Hal took the handout from the presentation entitled “Six Easy Steps to Recruiting Skilled Volunteers With Staying Power” and read the power point slides. He had heard about some of the recruitment methods before, and was in the process of implementing them, but he called anyway. The presenter was pleased that someone wanted to hear more about her program and she answered Hal’s questions. When Hal explained to his supervisor that he was in the process of implementing many of the presenter’s suggestions, his supervisor quipped, “then why don’t we have enough volunteers?”

Wait for it, my head’s going to explode! So, ok, how did one little word cause this disconnect between Hal and his supervisor? Did you spot that fiend in the title of the volunteer management presentation?

Six Easy Steps to Recruiting Skilled Volunteers With Staying Power.

Did you see it? That slimy, rotten word that absolutely makes volunteer managers’ jobs a living nightmare? The evil word is easy.  Or substitute these similar back-stabbing words: Tried and true, sure-fire, simple, foolproof, fail-safe, reliable.

My head is calming down now. Why would any decent volunteer expert do that to the rest of us? I wondered that the first time I attended a conference. Fresh faced and eager to learn from experienced volunteer managers, I sucked up the “do this and results will magically appear,” presentation like a Mai Tai on a Friday afternoon. Then I went out and tried to quickly install the methods that promised guaranteed results and failed.  I really, honestly thought I was a complete dimwit because the magic results were anything but magic. (Unless you consider the fact that after I pieced my skull together, I woke up pretty quickly to reality, but that wasn’t their intent, was it?)
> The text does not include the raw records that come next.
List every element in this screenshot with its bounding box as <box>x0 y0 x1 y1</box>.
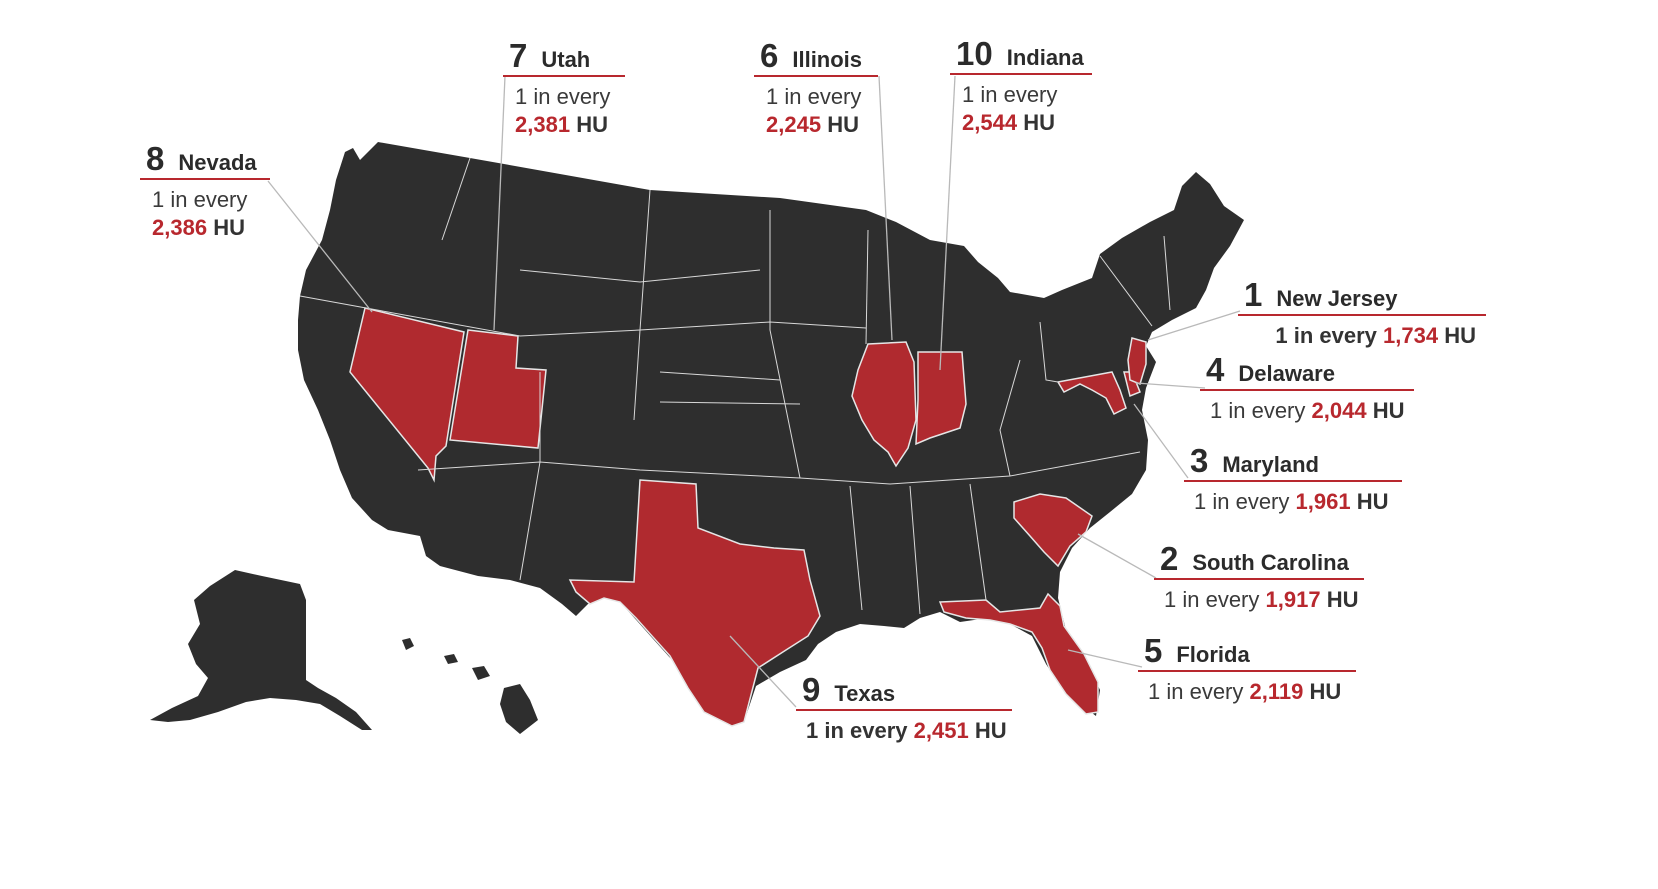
state-illinois <box>851 341 917 468</box>
callout-illinois: 6 Illinois 1 in every 2,245 HU <box>754 39 878 139</box>
ratio-prefix: 1 in every <box>1164 587 1260 612</box>
rank-number: 8 <box>146 140 165 177</box>
ratio-prefix: 1 in every <box>806 718 908 743</box>
callout-delaware: 4 Delaware 1 in every 2,044 HU <box>1200 353 1414 425</box>
leader-lines <box>267 75 1241 708</box>
callout-florida: 5 Florida 1 in every 2,119 HU <box>1138 634 1356 706</box>
rank-number: 9 <box>802 671 821 708</box>
callout-south-carolina: 2 South Carolina 1 in every 1,917 HU <box>1154 542 1368 614</box>
callout-nevada: 8 Nevada 1 in every 2,386 HU <box>140 142 270 242</box>
ratio-prefix: 1 in every <box>1148 679 1244 704</box>
ratio-unit: HU <box>1326 587 1359 612</box>
state-maryland <box>1056 371 1127 416</box>
ratio-prefix: 1 in every <box>1210 398 1306 423</box>
state-name: South Carolina <box>1192 550 1349 575</box>
ratio-value: 2,544 <box>962 110 1018 135</box>
ratio-unit: HU <box>1372 398 1405 423</box>
ratio-value: 2,245 <box>766 112 822 137</box>
rank-number: 2 <box>1160 540 1179 577</box>
ratio-value: 2,044 <box>1311 398 1367 423</box>
callout-utah: 7 Utah 1 in every 2,381 HU <box>503 39 625 139</box>
state-nevada <box>349 307 465 483</box>
state-name: Texas <box>834 681 896 706</box>
callout-indiana: 10 Indiana 1 in every 2,544 HU <box>950 37 1092 137</box>
rank-number: 5 <box>1144 632 1163 669</box>
ratio-value: 2,451 <box>913 718 969 743</box>
ratio-unit: HU <box>827 112 859 137</box>
us-mainland <box>298 142 1244 726</box>
ratio-prefix: 1 in every <box>1194 489 1290 514</box>
state-name: Maryland <box>1222 452 1319 477</box>
ratio-prefix: 1 in every <box>962 82 1058 107</box>
state-borders <box>299 157 1171 615</box>
alaska <box>150 570 372 730</box>
hawaii <box>402 638 538 734</box>
callout-new-jersey: 1 New Jersey 1 in every 1,734 HU <box>1238 278 1486 350</box>
ratio-unit: HU <box>1309 679 1342 704</box>
state-name: Delaware <box>1238 361 1335 386</box>
ratio-value: 2,381 <box>515 112 571 137</box>
callout-maryland: 3 Maryland 1 in every 1,961 HU <box>1184 444 1402 516</box>
ratio-value: 1,961 <box>1295 489 1351 514</box>
ratio-value: 2,119 <box>1249 679 1304 704</box>
ratio-unit: HU <box>974 718 1007 743</box>
state-indiana <box>915 351 967 446</box>
ratio-unit: HU <box>576 112 608 137</box>
ratio-prefix: 1 in every <box>515 84 611 109</box>
ratio-unit: HU <box>1356 489 1389 514</box>
state-name: Utah <box>541 47 591 72</box>
ratio-unit: HU <box>1444 323 1476 348</box>
rank-number: 4 <box>1206 351 1225 388</box>
ratio-prefix: 1 in every <box>1275 323 1377 348</box>
state-florida <box>938 592 1099 715</box>
rank-number: 6 <box>760 37 779 74</box>
state-name: New Jersey <box>1276 286 1398 311</box>
state-name: Nevada <box>178 150 257 175</box>
ratio-value: 1,917 <box>1265 587 1321 612</box>
rank-number: 3 <box>1190 442 1209 479</box>
state-south-carolina <box>1013 493 1093 568</box>
ratio-prefix: 1 in every <box>766 84 862 109</box>
state-new-jersey <box>1127 337 1147 386</box>
rank-number: 7 <box>509 37 528 74</box>
ratio-unit: HU <box>1023 110 1055 135</box>
state-name: Illinois <box>792 47 863 72</box>
state-name: Indiana <box>1006 45 1084 70</box>
ratio-value: 1,734 <box>1383 323 1439 348</box>
ratio-value: 2,386 <box>152 215 208 240</box>
ratio-unit: HU <box>213 215 245 240</box>
rank-number: 1 <box>1244 276 1263 313</box>
rank-number: 10 <box>956 35 993 72</box>
ratio-prefix: 1 in every <box>152 187 248 212</box>
state-name: Florida <box>1176 642 1250 667</box>
highlighted-states <box>349 307 1147 727</box>
callout-texas: 9 Texas 1 in every 2,451 HU <box>796 673 1017 745</box>
state-texas <box>568 479 821 727</box>
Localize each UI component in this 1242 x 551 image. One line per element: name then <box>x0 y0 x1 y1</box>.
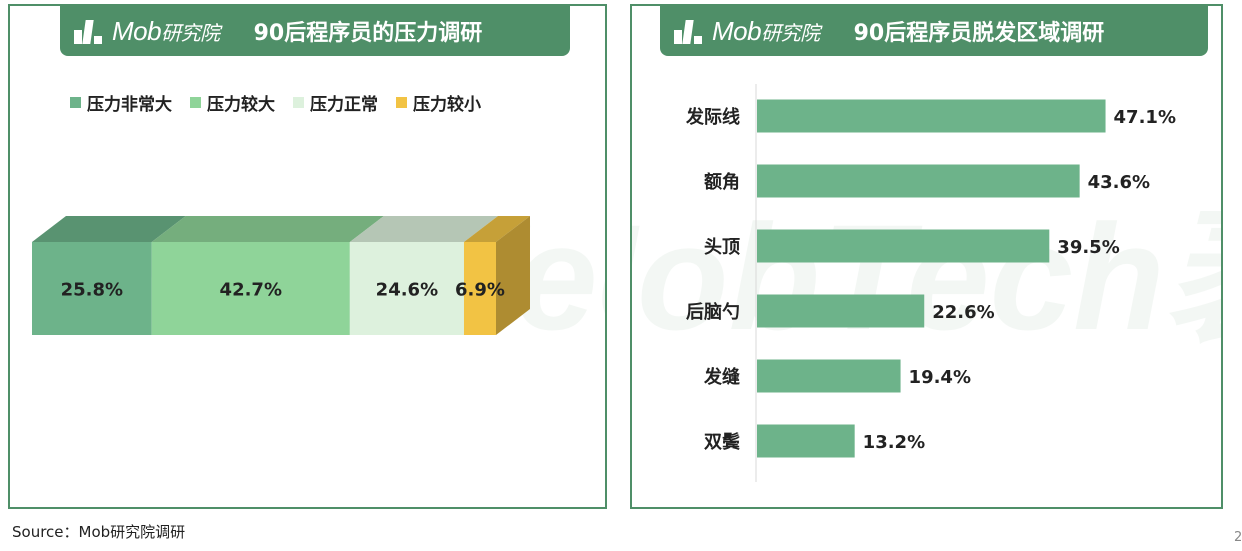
bar-value-label: 39.5% <box>1057 237 1119 258</box>
stack-segment <box>151 242 350 335</box>
legend-label: 压力非常大 <box>87 95 172 115</box>
stack-value-label: 42.7% <box>220 280 282 301</box>
hair-loss-chart-title: 90后程序员脱发区域调研 <box>853 21 1105 46</box>
stack-segment <box>32 242 152 335</box>
logo-cn: 研究院 <box>161 22 220 45</box>
bar-value-label: 13.2% <box>863 432 925 453</box>
category-label: 头顶 <box>704 237 740 258</box>
legend-swatch <box>293 97 304 108</box>
legend-item: 压力较大 <box>190 90 275 115</box>
bar-value-label: 47.1% <box>1114 107 1176 128</box>
hair-loss-bar-chart: 发际线 47.1% 额角 43.6% 头顶 39.5% 后脑勺 22.6% 发缝 19.4% 双鬓 1… <box>685 84 1176 482</box>
legend-swatch <box>70 97 81 108</box>
logo-latin: Mob <box>712 15 762 46</box>
category-label: 发缝 <box>703 366 740 388</box>
hair-loss-panel-header: Mob研究院 90后程序员脱发区域调研 <box>660 6 1208 56</box>
bar-value-label: 22.6% <box>932 302 994 323</box>
bar <box>757 359 901 393</box>
category-label: 发际线 <box>685 106 740 128</box>
legend-item: 压力非常大 <box>70 90 172 115</box>
stack-value-label: 24.6% <box>376 280 438 301</box>
category-label: 后脑勺 <box>686 301 740 323</box>
legend-item: 压力较小 <box>396 90 481 115</box>
stack-segment <box>349 242 464 335</box>
mob-logo-icon <box>672 16 706 46</box>
mob-logo: Mob研究院 <box>672 16 820 47</box>
stack-segment-side <box>496 216 530 335</box>
stack-segment-top <box>151 216 384 242</box>
stack-segment-top <box>463 216 530 242</box>
category-label: 额角 <box>704 171 740 193</box>
stress-panel-header: Mob研究院 90后程序员的压力调研 <box>60 6 570 56</box>
source-note: Source：Mob研究院调研 <box>12 523 186 541</box>
bar <box>757 229 1050 263</box>
bar-value-label: 19.4% <box>909 367 971 388</box>
legend-label: 压力较小 <box>413 95 481 115</box>
legend-swatch <box>190 97 201 108</box>
mob-logo: Mob研究院 <box>72 16 220 47</box>
legend-label: 压力较大 <box>207 95 275 115</box>
stress-survey-panel: MobTech袤博 Mob研究院 90后程序员的压力调研 压力非常大压力较大压力… <box>8 4 607 509</box>
legend-label: 压力正常 <box>310 95 378 115</box>
bar <box>757 424 855 458</box>
stack-segment-top <box>32 216 186 242</box>
logo-latin: Mob <box>112 15 162 46</box>
stack-value-label: 6.9% <box>455 280 505 301</box>
page-number: 2 <box>1234 530 1242 545</box>
bar <box>757 99 1106 133</box>
bar <box>757 294 925 328</box>
category-label: 双鬓 <box>704 431 740 453</box>
legend-swatch <box>396 97 407 108</box>
stress-legend: 压力非常大 压力较大 压力正常 压力较小 <box>70 90 481 115</box>
bar-value-label: 43.6% <box>1088 172 1150 193</box>
stack-value-label: 25.8% <box>61 280 123 301</box>
logo-cn: 研究院 <box>761 22 820 45</box>
bar <box>757 164 1080 198</box>
stacked-bar-chart: 25.8% 42.7% 24.6% 6.9% <box>32 216 530 335</box>
mob-logo-icon <box>72 16 106 46</box>
stack-segment <box>463 242 496 335</box>
stress-chart-title: 90后程序员的压力调研 <box>253 21 483 46</box>
hair-loss-panel: MobTech袤博 Mob研究院 90后程序员脱发区域调研 发际线47.1%额角… <box>630 4 1223 509</box>
legend-item: 压力正常 <box>293 90 378 115</box>
stack-segment-top <box>349 216 498 242</box>
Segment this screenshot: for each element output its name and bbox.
We all have a program or method that has worked out well and we want to share that with each other. That’s awesome and we need to learn from one another. But to imply that the program we’ve created will be a “breeze” to implement only makes other volunteer managers’ heads blow up, because organizational staff who do not fully understand all the skills involved in obtaining, training and retaining volunteers will key onto the words that imply managing volunteers is a “snap.”

Sorry to rant here, but this has had my temples throbbing for years and years and I still see these treacherous words, in conference session titles, and in internet articles. Besides, my question for the presenter or author is: Why would you want to sell yourself short anyway? Why give the impression that the work you are presenting is without sweat and long hours? I’ll bet you worked your tail off to implement your methods, so why not say so?

I remember raising my hand and asking questions about the challenges and pitfalls of presenters’ programs and some would just smile and not want to talk about it, and others would reluctantly open up and let the audience know that their programs were fraught with difficulties. How refreshing.

So, instead of using simplistic words, how about we all give a nod to the complexities of volunteer engagement? Can we not term our offerings a bit more realistically? Instead of using the head-blow upping word easy or any of its evil twins, why can’t we use words like skilled, ambitious, or advanced, complex, or even “God awful hard but worth it?” Why would we ever give the impression that cultivating a volunteer force is simple?

We know that volunteer management isn’t about tea parties and a few “easy” phone calls. So if instead it’s about real skills and thought and hard, hard work, let’s make sure we don’t give the wrong impression. (And by doing so, keep our heads intact).